Friday, September 07, 2007

"we're showing our arses and that will raise awareness"

There's been a lot of debate lately, in Australia about what "our national character" actually is. Mostly instigated by our right wing nationalists ( self admitted, I'm not attacking him ) Prime Minister, who's even made up a series of questions for prospective new Australian citizens to have to prove their "australianness" or something out of his own insecurites. I know other people in the world think we just like to drink and say "G'day" a lot while we wrestle crocodiles and stingrays, ( well ok we do a lot of that ) but honestly, we're having a bit of a real debate as to what the Aussie character actually is over here.

Now, thanks to the expensive nightmare that is the APEC meeting, currently putting Sydney in lockdown and everyone being threatened with being shot by snipers if they even look at the helicopters buzzing overhead, things just got really, really good.

First, we had our top stunt comedy/hoax tv show get through this "tough security" with a fake motorcade containing an Osama Bin Laden look alike, and now we have have people showing their arses in a "bums for Bush" protest. Only stuffy nosed morons are against this stuff here. The rest of the country loves it and has remembered our most common trait is really liking to take the piss and mock authority.

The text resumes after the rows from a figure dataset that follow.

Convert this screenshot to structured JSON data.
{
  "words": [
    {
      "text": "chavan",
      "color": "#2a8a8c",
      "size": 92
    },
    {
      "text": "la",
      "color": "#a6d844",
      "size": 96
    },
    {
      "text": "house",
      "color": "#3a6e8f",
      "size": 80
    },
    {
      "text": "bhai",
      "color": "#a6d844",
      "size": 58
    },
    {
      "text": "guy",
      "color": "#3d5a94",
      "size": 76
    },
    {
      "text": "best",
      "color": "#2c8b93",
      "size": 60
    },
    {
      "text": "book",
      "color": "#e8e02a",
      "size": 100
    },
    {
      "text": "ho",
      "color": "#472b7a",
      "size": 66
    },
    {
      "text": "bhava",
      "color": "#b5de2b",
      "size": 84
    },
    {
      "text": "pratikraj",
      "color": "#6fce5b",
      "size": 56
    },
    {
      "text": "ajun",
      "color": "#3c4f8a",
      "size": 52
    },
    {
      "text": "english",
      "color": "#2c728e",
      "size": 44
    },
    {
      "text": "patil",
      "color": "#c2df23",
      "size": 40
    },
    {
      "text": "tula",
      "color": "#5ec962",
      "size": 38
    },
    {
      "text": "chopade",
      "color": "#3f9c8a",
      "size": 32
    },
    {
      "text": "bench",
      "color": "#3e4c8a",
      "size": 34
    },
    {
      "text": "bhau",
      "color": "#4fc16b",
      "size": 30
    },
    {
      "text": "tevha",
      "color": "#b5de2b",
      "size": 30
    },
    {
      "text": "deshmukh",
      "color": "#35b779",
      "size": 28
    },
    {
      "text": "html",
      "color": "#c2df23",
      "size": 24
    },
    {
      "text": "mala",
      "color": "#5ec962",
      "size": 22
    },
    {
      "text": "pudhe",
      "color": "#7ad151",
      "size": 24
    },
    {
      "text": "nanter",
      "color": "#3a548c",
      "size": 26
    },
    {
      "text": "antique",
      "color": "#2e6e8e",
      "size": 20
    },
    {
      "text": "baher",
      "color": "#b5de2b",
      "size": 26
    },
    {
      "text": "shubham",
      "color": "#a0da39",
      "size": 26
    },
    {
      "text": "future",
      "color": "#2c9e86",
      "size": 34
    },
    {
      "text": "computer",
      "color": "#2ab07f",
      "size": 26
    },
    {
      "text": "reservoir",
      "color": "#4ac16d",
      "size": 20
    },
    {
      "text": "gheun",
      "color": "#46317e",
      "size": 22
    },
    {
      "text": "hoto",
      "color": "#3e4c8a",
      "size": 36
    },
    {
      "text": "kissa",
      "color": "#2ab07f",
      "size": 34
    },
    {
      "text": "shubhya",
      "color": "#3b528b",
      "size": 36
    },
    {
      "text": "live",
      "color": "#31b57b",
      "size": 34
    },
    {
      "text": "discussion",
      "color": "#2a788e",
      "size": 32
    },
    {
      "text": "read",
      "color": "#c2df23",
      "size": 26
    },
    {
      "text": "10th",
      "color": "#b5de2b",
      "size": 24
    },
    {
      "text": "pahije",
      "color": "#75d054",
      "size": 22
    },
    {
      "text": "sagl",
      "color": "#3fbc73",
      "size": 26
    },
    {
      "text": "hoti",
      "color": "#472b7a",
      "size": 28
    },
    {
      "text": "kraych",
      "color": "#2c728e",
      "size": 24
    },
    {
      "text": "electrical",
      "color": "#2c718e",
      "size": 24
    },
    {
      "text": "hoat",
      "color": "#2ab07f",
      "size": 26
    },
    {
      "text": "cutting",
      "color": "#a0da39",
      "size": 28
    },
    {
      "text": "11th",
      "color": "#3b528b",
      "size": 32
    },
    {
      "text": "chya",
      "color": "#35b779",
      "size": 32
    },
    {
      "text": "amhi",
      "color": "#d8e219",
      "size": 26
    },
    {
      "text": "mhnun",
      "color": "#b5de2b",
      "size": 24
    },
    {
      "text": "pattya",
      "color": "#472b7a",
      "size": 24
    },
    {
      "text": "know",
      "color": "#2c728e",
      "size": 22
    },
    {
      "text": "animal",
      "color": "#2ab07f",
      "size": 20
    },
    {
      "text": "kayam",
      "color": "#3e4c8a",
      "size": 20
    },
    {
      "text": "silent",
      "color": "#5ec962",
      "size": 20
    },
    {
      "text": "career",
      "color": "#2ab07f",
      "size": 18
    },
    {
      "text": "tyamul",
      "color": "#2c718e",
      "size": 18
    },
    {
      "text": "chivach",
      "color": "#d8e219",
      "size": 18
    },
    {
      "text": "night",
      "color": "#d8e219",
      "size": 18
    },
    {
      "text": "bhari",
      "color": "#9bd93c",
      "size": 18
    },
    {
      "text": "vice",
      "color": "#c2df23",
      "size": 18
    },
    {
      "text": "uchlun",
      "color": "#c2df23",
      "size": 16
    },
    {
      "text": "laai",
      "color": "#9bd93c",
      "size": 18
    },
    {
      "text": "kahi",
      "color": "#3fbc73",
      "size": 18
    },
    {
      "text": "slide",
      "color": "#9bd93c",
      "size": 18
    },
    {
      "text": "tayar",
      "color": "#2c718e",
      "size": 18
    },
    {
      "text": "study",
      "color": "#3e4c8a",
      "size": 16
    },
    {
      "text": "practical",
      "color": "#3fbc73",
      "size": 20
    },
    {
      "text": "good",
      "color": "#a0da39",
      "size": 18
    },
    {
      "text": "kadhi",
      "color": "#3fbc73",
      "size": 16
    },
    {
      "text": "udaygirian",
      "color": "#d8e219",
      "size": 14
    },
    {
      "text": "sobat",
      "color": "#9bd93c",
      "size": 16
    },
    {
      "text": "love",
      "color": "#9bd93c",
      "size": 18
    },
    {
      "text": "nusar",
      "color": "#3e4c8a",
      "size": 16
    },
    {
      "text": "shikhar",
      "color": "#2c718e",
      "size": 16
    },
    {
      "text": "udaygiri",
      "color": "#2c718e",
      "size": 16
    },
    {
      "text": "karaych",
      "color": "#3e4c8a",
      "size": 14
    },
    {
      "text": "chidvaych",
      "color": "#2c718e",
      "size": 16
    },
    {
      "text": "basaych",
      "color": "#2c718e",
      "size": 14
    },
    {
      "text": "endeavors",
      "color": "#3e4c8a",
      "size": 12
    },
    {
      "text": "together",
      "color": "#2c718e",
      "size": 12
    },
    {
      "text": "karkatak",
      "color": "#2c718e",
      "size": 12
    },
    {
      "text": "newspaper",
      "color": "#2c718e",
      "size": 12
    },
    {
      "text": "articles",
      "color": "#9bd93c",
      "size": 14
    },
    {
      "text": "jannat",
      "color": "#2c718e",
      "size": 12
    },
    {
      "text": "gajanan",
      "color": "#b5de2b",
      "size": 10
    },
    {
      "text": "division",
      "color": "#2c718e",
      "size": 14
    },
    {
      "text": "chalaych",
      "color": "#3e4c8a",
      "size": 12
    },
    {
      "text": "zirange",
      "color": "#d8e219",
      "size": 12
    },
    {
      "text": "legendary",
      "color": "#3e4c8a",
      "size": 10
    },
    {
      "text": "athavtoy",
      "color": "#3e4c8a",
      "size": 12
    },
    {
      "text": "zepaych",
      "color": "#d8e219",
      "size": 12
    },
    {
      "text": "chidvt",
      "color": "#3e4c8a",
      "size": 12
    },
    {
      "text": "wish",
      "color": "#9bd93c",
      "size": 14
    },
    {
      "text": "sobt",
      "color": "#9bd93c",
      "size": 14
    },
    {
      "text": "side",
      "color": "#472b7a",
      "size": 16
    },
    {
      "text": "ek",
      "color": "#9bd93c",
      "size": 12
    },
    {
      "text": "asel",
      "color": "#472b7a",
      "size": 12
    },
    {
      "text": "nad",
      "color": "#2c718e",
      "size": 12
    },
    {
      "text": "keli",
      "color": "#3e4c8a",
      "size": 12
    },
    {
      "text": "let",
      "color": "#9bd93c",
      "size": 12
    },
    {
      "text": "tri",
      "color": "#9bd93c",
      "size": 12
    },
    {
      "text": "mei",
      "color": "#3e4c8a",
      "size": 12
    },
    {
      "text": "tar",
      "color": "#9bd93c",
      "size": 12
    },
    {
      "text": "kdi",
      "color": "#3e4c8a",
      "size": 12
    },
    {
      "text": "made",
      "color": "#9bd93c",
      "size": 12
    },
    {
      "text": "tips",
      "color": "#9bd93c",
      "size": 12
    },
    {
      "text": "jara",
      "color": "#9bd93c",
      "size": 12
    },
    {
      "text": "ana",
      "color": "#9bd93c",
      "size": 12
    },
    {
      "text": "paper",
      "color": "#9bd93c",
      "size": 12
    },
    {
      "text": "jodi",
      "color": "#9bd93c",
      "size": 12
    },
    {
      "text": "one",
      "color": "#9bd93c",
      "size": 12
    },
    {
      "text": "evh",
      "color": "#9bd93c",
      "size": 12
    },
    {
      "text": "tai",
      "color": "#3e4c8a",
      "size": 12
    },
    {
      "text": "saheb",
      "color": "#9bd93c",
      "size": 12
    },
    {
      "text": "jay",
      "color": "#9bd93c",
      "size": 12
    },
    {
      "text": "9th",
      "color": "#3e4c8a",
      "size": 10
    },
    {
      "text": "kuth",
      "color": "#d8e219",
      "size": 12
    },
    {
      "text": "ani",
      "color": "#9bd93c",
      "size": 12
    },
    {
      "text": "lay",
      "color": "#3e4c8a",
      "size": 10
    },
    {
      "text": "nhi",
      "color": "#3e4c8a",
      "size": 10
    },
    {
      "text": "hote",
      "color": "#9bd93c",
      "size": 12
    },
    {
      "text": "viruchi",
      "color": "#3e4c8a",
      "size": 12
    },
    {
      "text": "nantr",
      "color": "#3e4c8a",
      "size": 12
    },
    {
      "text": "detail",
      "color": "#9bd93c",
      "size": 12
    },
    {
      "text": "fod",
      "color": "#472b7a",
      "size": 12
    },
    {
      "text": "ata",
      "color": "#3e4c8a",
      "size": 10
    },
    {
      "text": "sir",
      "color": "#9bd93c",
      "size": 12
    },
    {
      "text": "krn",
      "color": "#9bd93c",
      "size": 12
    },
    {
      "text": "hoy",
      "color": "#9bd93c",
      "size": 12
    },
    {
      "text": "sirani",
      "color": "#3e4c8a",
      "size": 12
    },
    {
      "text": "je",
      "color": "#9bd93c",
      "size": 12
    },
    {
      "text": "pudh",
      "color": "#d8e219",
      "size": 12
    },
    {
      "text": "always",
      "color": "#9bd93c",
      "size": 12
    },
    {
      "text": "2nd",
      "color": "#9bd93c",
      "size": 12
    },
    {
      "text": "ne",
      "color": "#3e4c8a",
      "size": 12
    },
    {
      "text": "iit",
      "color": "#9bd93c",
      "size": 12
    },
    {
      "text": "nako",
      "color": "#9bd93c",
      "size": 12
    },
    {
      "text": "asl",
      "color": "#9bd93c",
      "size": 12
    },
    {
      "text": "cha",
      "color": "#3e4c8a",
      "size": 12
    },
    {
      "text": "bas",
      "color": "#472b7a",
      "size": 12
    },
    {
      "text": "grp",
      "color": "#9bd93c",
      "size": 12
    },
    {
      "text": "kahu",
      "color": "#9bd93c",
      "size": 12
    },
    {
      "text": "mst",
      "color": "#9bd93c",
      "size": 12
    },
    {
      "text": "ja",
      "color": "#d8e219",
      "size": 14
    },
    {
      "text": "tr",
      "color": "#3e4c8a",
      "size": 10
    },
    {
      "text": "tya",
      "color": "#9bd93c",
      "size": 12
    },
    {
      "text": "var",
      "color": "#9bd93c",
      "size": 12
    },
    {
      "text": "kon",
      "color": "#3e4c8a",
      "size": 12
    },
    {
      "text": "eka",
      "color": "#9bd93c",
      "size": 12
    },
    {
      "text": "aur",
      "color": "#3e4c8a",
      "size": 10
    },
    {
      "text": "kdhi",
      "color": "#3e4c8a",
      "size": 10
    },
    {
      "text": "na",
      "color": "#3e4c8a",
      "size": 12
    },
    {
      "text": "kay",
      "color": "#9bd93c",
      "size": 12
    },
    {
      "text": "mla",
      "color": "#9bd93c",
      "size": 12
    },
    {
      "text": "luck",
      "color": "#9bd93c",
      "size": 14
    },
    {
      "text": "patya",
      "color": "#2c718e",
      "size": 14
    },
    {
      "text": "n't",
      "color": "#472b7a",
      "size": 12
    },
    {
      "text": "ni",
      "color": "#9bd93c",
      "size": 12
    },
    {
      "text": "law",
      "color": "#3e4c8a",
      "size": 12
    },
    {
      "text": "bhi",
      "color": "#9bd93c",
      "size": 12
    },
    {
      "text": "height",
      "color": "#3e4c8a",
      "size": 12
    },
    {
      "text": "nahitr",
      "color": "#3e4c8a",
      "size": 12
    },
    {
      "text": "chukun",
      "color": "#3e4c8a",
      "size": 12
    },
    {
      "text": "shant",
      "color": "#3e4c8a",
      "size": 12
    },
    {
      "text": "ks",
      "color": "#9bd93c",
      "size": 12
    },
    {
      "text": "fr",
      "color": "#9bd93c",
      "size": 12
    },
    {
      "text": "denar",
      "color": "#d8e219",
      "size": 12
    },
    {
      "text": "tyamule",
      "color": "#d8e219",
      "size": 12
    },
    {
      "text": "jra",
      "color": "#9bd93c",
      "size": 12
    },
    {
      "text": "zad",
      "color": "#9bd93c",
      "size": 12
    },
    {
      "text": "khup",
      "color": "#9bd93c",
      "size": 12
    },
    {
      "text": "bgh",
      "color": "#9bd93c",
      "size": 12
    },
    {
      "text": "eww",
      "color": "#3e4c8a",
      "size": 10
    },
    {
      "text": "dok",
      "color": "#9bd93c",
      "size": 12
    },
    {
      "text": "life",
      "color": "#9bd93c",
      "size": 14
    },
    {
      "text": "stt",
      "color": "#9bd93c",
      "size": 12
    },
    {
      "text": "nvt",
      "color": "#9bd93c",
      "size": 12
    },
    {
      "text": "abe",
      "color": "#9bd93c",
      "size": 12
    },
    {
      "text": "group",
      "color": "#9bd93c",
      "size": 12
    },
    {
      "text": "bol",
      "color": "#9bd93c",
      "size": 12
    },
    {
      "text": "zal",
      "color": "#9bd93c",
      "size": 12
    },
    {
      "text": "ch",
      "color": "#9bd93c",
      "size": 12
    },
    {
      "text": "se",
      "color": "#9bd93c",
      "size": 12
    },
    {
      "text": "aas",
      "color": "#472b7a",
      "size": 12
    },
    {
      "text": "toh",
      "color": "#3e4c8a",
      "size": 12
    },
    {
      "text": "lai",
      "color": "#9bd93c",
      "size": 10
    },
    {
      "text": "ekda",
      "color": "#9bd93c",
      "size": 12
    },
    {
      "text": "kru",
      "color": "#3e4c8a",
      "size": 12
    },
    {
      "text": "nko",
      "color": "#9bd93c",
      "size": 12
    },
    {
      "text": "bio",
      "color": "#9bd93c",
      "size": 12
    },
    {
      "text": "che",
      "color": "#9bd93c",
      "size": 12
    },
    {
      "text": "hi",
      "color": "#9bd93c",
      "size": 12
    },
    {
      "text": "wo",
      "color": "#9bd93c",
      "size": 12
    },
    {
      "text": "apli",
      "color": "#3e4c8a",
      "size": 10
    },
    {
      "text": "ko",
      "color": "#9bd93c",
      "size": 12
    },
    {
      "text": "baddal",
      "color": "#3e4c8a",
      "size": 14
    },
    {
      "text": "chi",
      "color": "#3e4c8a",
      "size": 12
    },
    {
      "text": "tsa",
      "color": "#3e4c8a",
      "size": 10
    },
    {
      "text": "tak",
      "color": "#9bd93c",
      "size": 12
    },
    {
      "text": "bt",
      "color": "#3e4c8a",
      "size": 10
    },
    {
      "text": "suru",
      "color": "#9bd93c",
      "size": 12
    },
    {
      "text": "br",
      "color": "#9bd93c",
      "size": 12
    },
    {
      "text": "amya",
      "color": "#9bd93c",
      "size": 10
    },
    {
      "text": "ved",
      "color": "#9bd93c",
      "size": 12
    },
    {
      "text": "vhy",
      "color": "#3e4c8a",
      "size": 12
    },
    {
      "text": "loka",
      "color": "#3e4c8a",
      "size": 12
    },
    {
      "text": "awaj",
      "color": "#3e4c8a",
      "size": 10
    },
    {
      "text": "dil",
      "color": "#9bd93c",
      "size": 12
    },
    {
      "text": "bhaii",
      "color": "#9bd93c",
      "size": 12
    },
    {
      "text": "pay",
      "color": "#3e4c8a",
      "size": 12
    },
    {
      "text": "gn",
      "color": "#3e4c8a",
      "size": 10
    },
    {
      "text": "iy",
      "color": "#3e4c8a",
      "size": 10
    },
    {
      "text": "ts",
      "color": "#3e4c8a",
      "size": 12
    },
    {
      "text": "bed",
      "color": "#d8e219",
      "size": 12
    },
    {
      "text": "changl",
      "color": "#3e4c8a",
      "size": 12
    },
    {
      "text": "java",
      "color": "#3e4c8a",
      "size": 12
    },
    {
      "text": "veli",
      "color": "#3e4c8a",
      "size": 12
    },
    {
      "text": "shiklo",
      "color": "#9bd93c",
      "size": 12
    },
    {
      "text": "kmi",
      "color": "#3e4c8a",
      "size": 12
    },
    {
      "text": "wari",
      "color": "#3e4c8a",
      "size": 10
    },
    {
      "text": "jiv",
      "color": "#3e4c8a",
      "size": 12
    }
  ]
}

Rock on pranksters and piss takers. Rock on.

Bare-bottomed activists scuffle with police




A PROTEST involving around 50 bare-bottomed activists spilled onto Sydney streets today, stalling an APEC motorcade and triggering scuffles with police.

The Bums for Bush campaign was hailed a success by organisers, even though drizzling rain kept many protesters away from the mooning anti-Bush protest.
Around 50 people lined up at Hyde Park's north end and mooned an audience of several hundred people, including supporters and media.
After two encores of the performance, rain dispersed the protest, which then moved to Elizabeth Street, outside the Sheraton on the Park hotel, where witnesses said protesters blocked an APEC motorcade.
Protesters took to the streets before police officers forcibly pushed people off the road, yelling: "Move, get off the road."
Around 200 protesters lined both sides of Elizabeth Street and played blaring music, as police on bicycles stood watch.
Barely minutes after many in the crowd moved towards the hotel, a helicopter swooped over the scene while a bus delivered an additional 20 police officers.
Protesters, carrying placards reading "Sign Kyoto, you wankers", cheered and clapped, chanting "Bush, Howard, USA, how many kids did you kill today?"
Police could not immediately confirm the reports that protesters had hindered a motorcade.
At the Bums for Bush protest, organiser Will Saunders said while the protest did not approach the mooning world record - 2,000 people, or 4,000 cheeks - it was enjoyed by all.
"Just because you feel strongly about an issue doesn't mean you can't laugh about it," Mr Saunders said.
"There's many ways of making a point, (this is) the Australian way."
The protest also involved a 21-bum salute to the 21 countries in APEC, some spelling out "bums not bombs".
High school students Ben Leffley and Daniel Holmes travelled for three hours from Lithgow, west of the NSW Blue Mountains, to attend the rally.
Mr Leffley, 18, said the war in Iraq was the biggest motivation for him to join the protest, and he did not believe mooning was the best way to oppose it.
"We've come here because we really believe what George Bush and John Howard are doing is not right," he said.
"(The protest) was good, though probably not the most effective way."
But Mr Holmes, 17, said mooning was an excellent way of attracting attention to a cause.
"It may be somewhat symbolic but it's more the fact that it's raising awareness ... people are going to want to find out why we're showing our arses and that will raise awareness," he said.